Avant toute chose, il va nous falloir faire un point définition, que l’on puisse définir très clairement ce qu’est un huis clos et quelles sont ses limites. Un huis clos est, de base, une confrontation entre des personnes qui sont isolées du monde extérieur. Traduction dans le language cinématographique : le film possède une seule et unique scène (excepté une scène d’intro et de fin). Attention, je ne parle pas ici de plan séquence. Le huis clos ne correspond pas à une image sans coupure, il correspond à une action qui se déroule en un seul lieu. Cette forme d’art se retrouve généralement dans l’adaptation de pièces de théâtre (Douze Hommes en Colère, dont je vous ai parlé récemment, ou bien Le Prénom). Plus qu’un décor, le huis clos se caractérise aussi, à mon sens, par des personnages très théâtraux, c’est-à-dire qu’on ne peut vraiment distinguer de personnage principal, le temps de parole étant équitablement réparti entre les différents personnages. La difficulté de la réalisation du huis clos (et donc sa principale limite) réside dans le fait de bien doser son histoire : créer une intrigue assez simple pour ne pas voir apparaître trop d’incompréhensions chez le spectateur tout en lui laissant une histoire qui l’intéressera, et créer des personnages qui s’incrusteront parfaitement dans ce type de film (vous me direz, c’est le problème de tout les cinéastes, et pas seulement des réalisateurs de huis clos. Je vous l’accorde, mais la difficulté est accrue avec.)
C’est à ce moment que notre ami Tarantino rentre dans la partie. En 1992, la grande référence du huis clos est Douze Hommes en Colère. Le huis clos se contentait alors d’adapter des pièces de théâtres qui avait eu un certain succès. Pas de gros risque commercial. Tarantino, nous livre un scénario qui respecte les organisations spatiales du huis clos, nous propose une histoire totalement différente. Fini les gentils personnages avec une cause pour le changement de la société ; on a ici les pires crapules de tout Los Angeles. Là réside la première différence notable entre Reservoir Dogs et les conventions du huis clos : les personnages. Les personnages de ce film présente des caractères forts (notamment Blonde, joué par Michael Madsen). Les personnages sont hauts en couleur, et le personnage se rappelle vraiment de chacun, contrairement aux autres films. En résumé : on n’a pas ici des personnages de théâtre remixés à la sauce Hollywood ; on a des vrais personnages de cinéma.
Reste à traiter l’organisation scénique. Le film se joue effectivement avec une place forte, le fameux hangar. Mais, autre point où Tarantino innove, outre la scène d’introduction qui se fait en dehors du lieu (c’est un standard du huis clos, pour l’instant rien d’étonnant), on trouve des scènes qui viennent couper l’action en cours. Des « flash-backs » qui permettent au spectateur de mieux comprendre le déroulement des événements. Ces « flash-backs » peuvent paraître innocents, mais ce fut aussi une révolution dans le monde du huis clos. Maintenant, pour parler des faits antérieurs, on n’utilise plus des paroles, mais des images ! Le spectateur se représente ainsi mieux ces faits, au détriment d’une convention.

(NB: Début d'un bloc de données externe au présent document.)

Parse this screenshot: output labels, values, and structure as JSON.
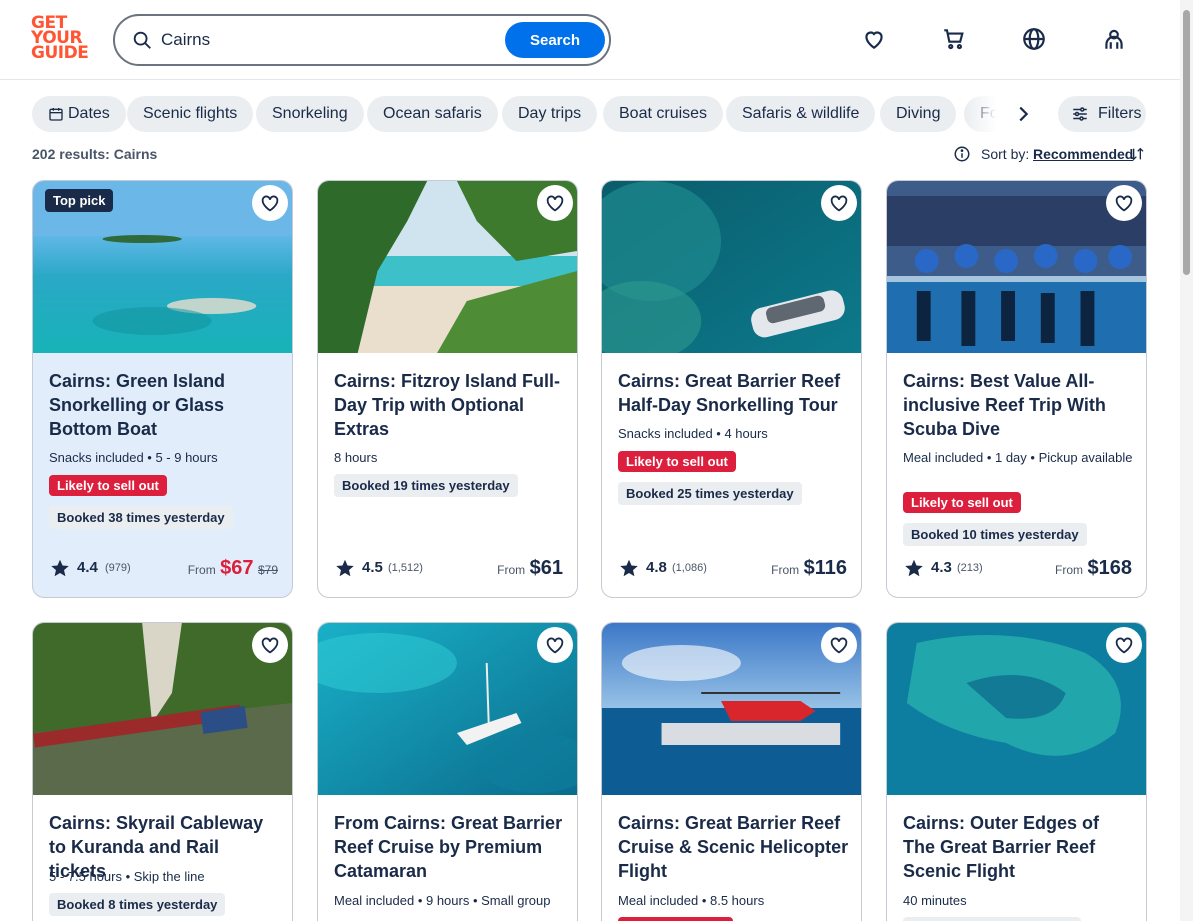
{
  "logo": {
    "line1": "GET",
    "line2": "YOUR",
    "line3": "GUIDE"
  },
  "search": {
    "value": "Cairns",
    "button": "Search"
  },
  "chips": [
    {
      "label": "Dates"
    },
    {
      "label": "Scenic flights"
    },
    {
      "label": "Snorkeling"
    },
    {
      "label": "Ocean safaris"
    },
    {
      "label": "Day trips"
    },
    {
      "label": "Boat cruises"
    },
    {
      "label": "Safaris & wildlife"
    },
    {
      "label": "Diving"
    },
    {
      "label": "Fo"
    }
  ],
  "filters_label": "Filters",
  "results_text": "202 results: Cairns",
  "sort": {
    "label": "Sort by:",
    "value": "Recommended"
  },
  "colors": {
    "brand": "#ff5533",
    "primary": "#0071eb",
    "sale": "#dc1f3d",
    "navy": "#1a2b49"
  },
  "cards": [
    {
      "top_pick": "Top pick",
      "title": "Cairns: Green Island Snorkelling or Glass Bottom Boat",
      "meta": "Snacks included • 5 - 9 hours",
      "red_badge": "Likely to sell out",
      "booked": "Booked 38 times yesterday",
      "rating": "4.4",
      "reviews": "(979)",
      "from": "From",
      "price": "$67",
      "old_price": "$79"
    },
    {
      "title": "Cairns: Fitzroy Island Full-Day Trip with Optional Extras",
      "meta": "8 hours",
      "booked": "Booked 19 times yesterday",
      "rating": "4.5",
      "reviews": "(1,512)",
      "from": "From",
      "price": "$61"
    },
    {
      "title": "Cairns: Great Barrier Reef Half-Day Snorkelling Tour",
      "meta": "Snacks included • 4 hours",
      "red_badge": "Likely to sell out",
      "booked": "Booked 25 times yesterday",
      "rating": "4.8",
      "reviews": "(1,086)",
      "from": "From",
      "price": "$116"
    },
    {
      "title": "Cairns: Best Value All-inclusive Reef Trip With Scuba Dive",
      "meta": "Meal included • 1 day • Pickup available",
      "red_badge": "Likely to sell out",
      "booked": "Booked 10 times yesterday",
      "rating": "4.3",
      "reviews": "(213)",
      "from": "From",
      "price": "$168"
    },
    {
      "title": "Cairns: Skyrail Cableway to Kuranda and Rail tickets",
      "meta": "5 - 7.5 hours • Skip the line",
      "booked": "Booked 8 times yesterday"
    },
    {
      "title": "From Cairns: Great Barrier Reef Cruise by Premium Catamaran",
      "meta": "Meal included • 9 hours • Small group"
    },
    {
      "title": "Cairns: Great Barrier Reef Cruise & Scenic Helicopter Flight",
      "meta": "Meal included • 8.5 hours"
    },
    {
      "title": "Cairns: Outer Edges of The Great Barrier Reef Scenic Flight",
      "meta": "40 minutes"
    }
  ]
}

Quoi qu’il en soit (je vais conclure, sinon on en a pour la semaine), Reservoir Dogs est l’un de mes films préférés, mais malgré ça, il est très difficile de le défendre sur ce point. Parce que cette question ne sera probablement jamais résolue, car Reservoir Dogs est un ovni dans le monde des huis clos. Beaucoup rabaisse Tarantino a un simple créateur de divertissement ; même si ces films n’ont pas forcément un sens profond et distinct, ce cinéaste est capable, dès son premier film, de boulverser les codes d’une forme artistique antique. Et c’est bien évidemment là que réside toute la beauté de ce film ; il est inclassable. Parce que Reservoir Dogs, c’est un huis clos esthétique, un huis clos détourné, un huis clos sans en être un.